Em muitas passagens do livro, narrado em primeira pessoa, como e fosse a voz do além de um homem atormentado pelos serviços “patrióticos” a que foi destacado cumprir, soam como contos de terror, de realismo fantástico até, uma vez que imaginar tais cenas e requintes de violência e crueldade se torna bastante difícil longe do contexto daqueles dias, o qual longe de justificar, ao menos, evidencia a existência de uma dura oposição de ideais e concepções sobre a conformação de uma nação.
Carioca narra com detalhes, as ações que culminaram na prisão e morte de David Capistrano da Costa, para cujo final terrível foi convidado como expectador e teve, pela primeira vez em seu funesto trabalho, a sensação de que algo mais lhe saía das entranhas.
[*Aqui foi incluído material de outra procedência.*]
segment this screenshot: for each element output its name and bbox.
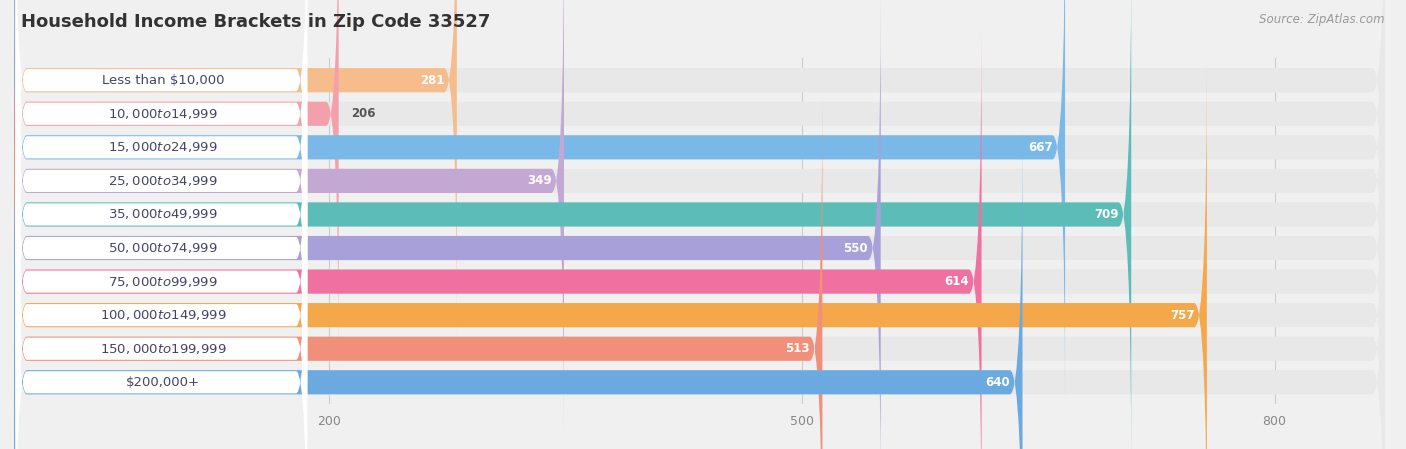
FancyBboxPatch shape — [15, 0, 307, 438]
FancyBboxPatch shape — [14, 126, 1385, 449]
Text: $200,000+: $200,000+ — [127, 376, 200, 389]
FancyBboxPatch shape — [14, 92, 1385, 449]
FancyBboxPatch shape — [14, 25, 981, 449]
Text: $25,000 to $34,999: $25,000 to $34,999 — [108, 174, 218, 188]
FancyBboxPatch shape — [14, 0, 564, 437]
Text: 667: 667 — [1028, 141, 1053, 154]
Text: $10,000 to $14,999: $10,000 to $14,999 — [108, 107, 218, 121]
FancyBboxPatch shape — [14, 0, 1385, 437]
FancyBboxPatch shape — [14, 0, 1385, 404]
Text: 513: 513 — [786, 342, 810, 355]
Text: 349: 349 — [527, 174, 551, 187]
Text: 709: 709 — [1094, 208, 1119, 221]
FancyBboxPatch shape — [14, 0, 1385, 337]
FancyBboxPatch shape — [15, 0, 307, 338]
Text: $100,000 to $149,999: $100,000 to $149,999 — [100, 308, 226, 322]
Text: Household Income Brackets in Zip Code 33527: Household Income Brackets in Zip Code 33… — [21, 13, 491, 31]
Text: $150,000 to $199,999: $150,000 to $199,999 — [100, 342, 226, 356]
FancyBboxPatch shape — [14, 59, 1206, 449]
Text: $35,000 to $49,999: $35,000 to $49,999 — [108, 207, 218, 221]
Text: 281: 281 — [420, 74, 444, 87]
Text: $50,000 to $74,999: $50,000 to $74,999 — [108, 241, 218, 255]
FancyBboxPatch shape — [14, 0, 457, 337]
FancyBboxPatch shape — [14, 0, 339, 370]
FancyBboxPatch shape — [14, 126, 1022, 449]
Text: Source: ZipAtlas.com: Source: ZipAtlas.com — [1260, 13, 1385, 26]
Text: $75,000 to $99,999: $75,000 to $99,999 — [108, 275, 218, 289]
FancyBboxPatch shape — [15, 58, 307, 449]
FancyBboxPatch shape — [15, 158, 307, 449]
Text: 206: 206 — [352, 107, 375, 120]
FancyBboxPatch shape — [14, 0, 1066, 404]
Text: Less than $10,000: Less than $10,000 — [101, 74, 224, 87]
Text: 550: 550 — [844, 242, 868, 255]
FancyBboxPatch shape — [14, 0, 1385, 449]
Text: 614: 614 — [945, 275, 969, 288]
FancyBboxPatch shape — [14, 0, 1385, 449]
FancyBboxPatch shape — [14, 0, 1385, 370]
FancyBboxPatch shape — [15, 91, 307, 449]
FancyBboxPatch shape — [14, 92, 823, 449]
FancyBboxPatch shape — [15, 125, 307, 449]
FancyBboxPatch shape — [14, 25, 1385, 449]
FancyBboxPatch shape — [14, 59, 1385, 449]
FancyBboxPatch shape — [15, 24, 307, 449]
FancyBboxPatch shape — [14, 0, 1132, 449]
FancyBboxPatch shape — [15, 0, 307, 405]
Text: 757: 757 — [1170, 308, 1194, 321]
FancyBboxPatch shape — [15, 0, 307, 304]
FancyBboxPatch shape — [14, 0, 880, 449]
Text: $15,000 to $24,999: $15,000 to $24,999 — [108, 141, 218, 154]
Text: 640: 640 — [986, 376, 1010, 389]
FancyBboxPatch shape — [15, 0, 307, 371]
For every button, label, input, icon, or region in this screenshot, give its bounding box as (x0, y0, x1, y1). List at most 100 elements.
Não apenas o mal estar pela cena horrenda de vilipêndio de um corpo morto, mas também o questionamento de se estaria servindo realmente a uma nobre causa.
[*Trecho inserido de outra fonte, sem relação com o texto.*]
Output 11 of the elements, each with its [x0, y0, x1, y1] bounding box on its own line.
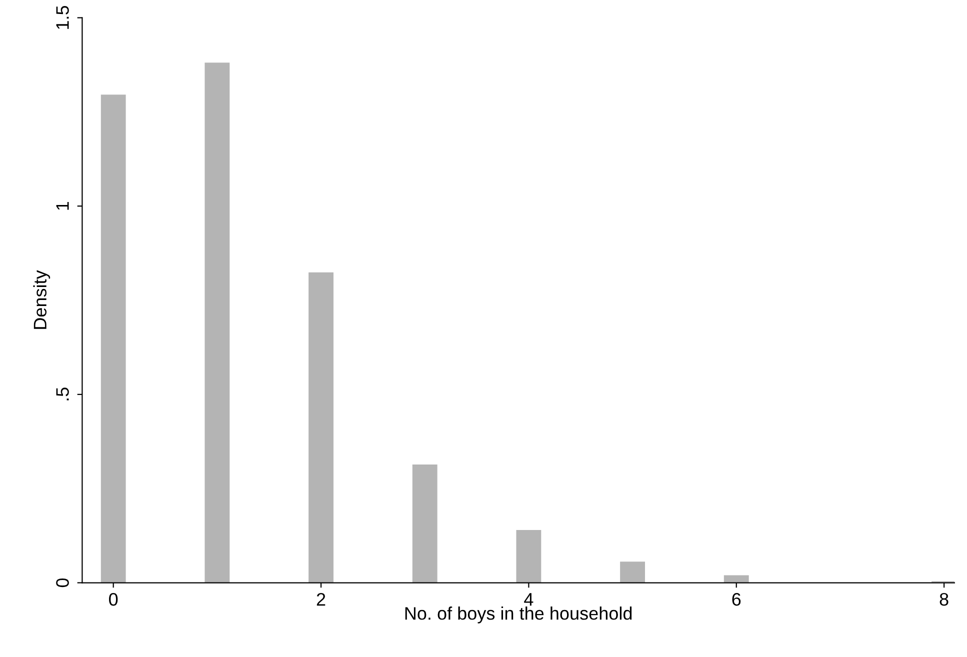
y-tick-label: 1 [56, 202, 69, 210]
x-tick-label: 0 [109, 592, 118, 606]
x-tick-label: 6 [732, 592, 741, 606]
x-tick-label: 2 [316, 592, 326, 606]
y-tick-label: 1.5 [56, 6, 69, 29]
x-axis-title: No. of boys in the household [405, 606, 632, 624]
y-tick-label: 0 [56, 578, 69, 588]
y-tick-label: .5 [56, 388, 69, 400]
x-tick-label: 4 [524, 593, 534, 606]
x-tick-label: 8 [940, 592, 948, 606]
y-axis-title: Density [33, 270, 50, 329]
Mergulhar com o coração apaixonado por este período da história brasileira, nas páginas de qualquer uma destas incríveis obras, é ter de enfrentar a sensação de impotência e revolta que cresce a cada avanço de linha e página e, igualmente, a cada escândalo eclodido no ventre de nosso Estado. Torna-se, pois, uma tarefa que deve ser cumprida com respeito aos limites de nossa indignação, pois em muitos momentos nos faz confrontar com a triste realidade do esquecimento, com as indecentes conexões que personagens, de ambos os lados, mantém atualmente com os bastiões do poder no Brasil, forçando às perguntas: com que ideologias ou preceitos, estamos sendo governados agora? Onde estancou a forja de nossa democracia? Ela existe de fato? J.M.N.
3 comentários:
Não podemos esquecer dos colonos que também foram torturados sem saber nem porque estavam sendo. Hoje as indenizações são apenas pros guerrilheiros, mas essa história tem muitos outros mocinhos.
As indenizações - financeiras ou históricas, à guisa de recuperação de percursos e papéis - sempre vêm a menor.
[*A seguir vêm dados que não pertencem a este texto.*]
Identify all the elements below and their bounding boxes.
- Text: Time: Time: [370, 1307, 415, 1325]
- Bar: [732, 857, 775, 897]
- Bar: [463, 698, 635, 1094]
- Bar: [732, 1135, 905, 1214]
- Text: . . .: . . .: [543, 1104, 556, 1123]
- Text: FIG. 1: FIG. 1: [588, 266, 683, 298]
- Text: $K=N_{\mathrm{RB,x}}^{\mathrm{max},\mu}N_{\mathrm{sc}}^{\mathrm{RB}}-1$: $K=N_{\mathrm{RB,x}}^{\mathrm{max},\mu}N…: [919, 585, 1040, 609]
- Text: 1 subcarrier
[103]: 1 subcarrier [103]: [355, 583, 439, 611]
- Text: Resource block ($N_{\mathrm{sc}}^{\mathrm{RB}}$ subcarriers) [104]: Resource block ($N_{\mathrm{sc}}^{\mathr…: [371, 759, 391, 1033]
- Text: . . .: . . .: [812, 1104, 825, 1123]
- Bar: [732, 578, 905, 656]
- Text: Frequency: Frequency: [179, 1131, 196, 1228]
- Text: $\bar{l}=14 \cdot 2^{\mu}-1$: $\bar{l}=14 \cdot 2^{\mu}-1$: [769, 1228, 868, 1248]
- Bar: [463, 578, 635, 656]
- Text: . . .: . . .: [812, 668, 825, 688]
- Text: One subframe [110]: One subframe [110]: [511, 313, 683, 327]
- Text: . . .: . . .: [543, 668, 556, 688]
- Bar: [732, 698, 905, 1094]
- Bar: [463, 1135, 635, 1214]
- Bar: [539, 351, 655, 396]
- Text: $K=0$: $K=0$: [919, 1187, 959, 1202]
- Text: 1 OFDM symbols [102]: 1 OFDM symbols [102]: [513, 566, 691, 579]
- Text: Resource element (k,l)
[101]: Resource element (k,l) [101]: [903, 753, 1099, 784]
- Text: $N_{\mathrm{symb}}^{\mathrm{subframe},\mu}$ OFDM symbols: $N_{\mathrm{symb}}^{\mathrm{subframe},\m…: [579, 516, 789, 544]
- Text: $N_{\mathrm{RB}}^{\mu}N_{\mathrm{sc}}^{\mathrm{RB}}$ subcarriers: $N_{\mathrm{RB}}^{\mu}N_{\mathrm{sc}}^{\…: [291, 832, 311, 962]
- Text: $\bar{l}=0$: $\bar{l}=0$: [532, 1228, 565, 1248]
Ouvindo as gravações que fiz com o Zequinha do Araguaia ("Guerrilheiro Nativo", como gostava de ser chamado), em São Geraldo, 2002, fica claro um orgulho em ter participado da guerrilha.
Apesar disso, tens razão, a história desses guerrilheiros "nativos" ainda não foi contada.
Mandei um mail para a Tais Morais, autora dos livros, a fim de tê-la mais perto do palavras e quem sabe, ser uma das nossa entrevistadas.
J.Mattos
Cheguei. Obrigada pelo belo post e pela forma honesta de apresentar meus "filhos".
Num primeiro momento quero registrar minha alegria em ter feito um trabalho que mergulhasse tão fundo neste lago obscuro.
Foi difícil, árduo e indigesto em alguns momentos.
Quando convidei Eumano Silva para trabalhar comigo em 2003, eu já possuia todos os documentos militares, ao todo 1197 paginas.
Demorei de 1996 a 2003 para juntar tudo e de 2003 a 2005, já com Eumano, para terminar a história.
Em Sem Vestígios os papéis que me chegaram eram apenas cartas, registros de uma existência dolorida, sem sentido, nervosa. Juntei as cartas com vários depoimentos e uni as histórias, tendo assim, a certeza de serem verídicas.
Minhas unica tristeza é saber que o nosso povo se importa pouco com seu passado.
O governo e aqueles que participaram do processo de democratização só pensam em indenizações. de um lado para manter calado, de outro para encher o bolso. Isso não é orgulho pra ninguém.
Os camponeses do Pará são os meus heróis. nunca tiveram nada a nao ser boa vontade com todos e calor humano, aturaram desmandos e desvairios, são esquecidos pelo governo e não ganharam indenizações por terem apanhado e perdido terras ou lavouras.
O Brasil, que pena dizer isso, vive de pão e circo. A história se perdeu num emaranhado confuso de egos elevados e ansiosos pelo poder.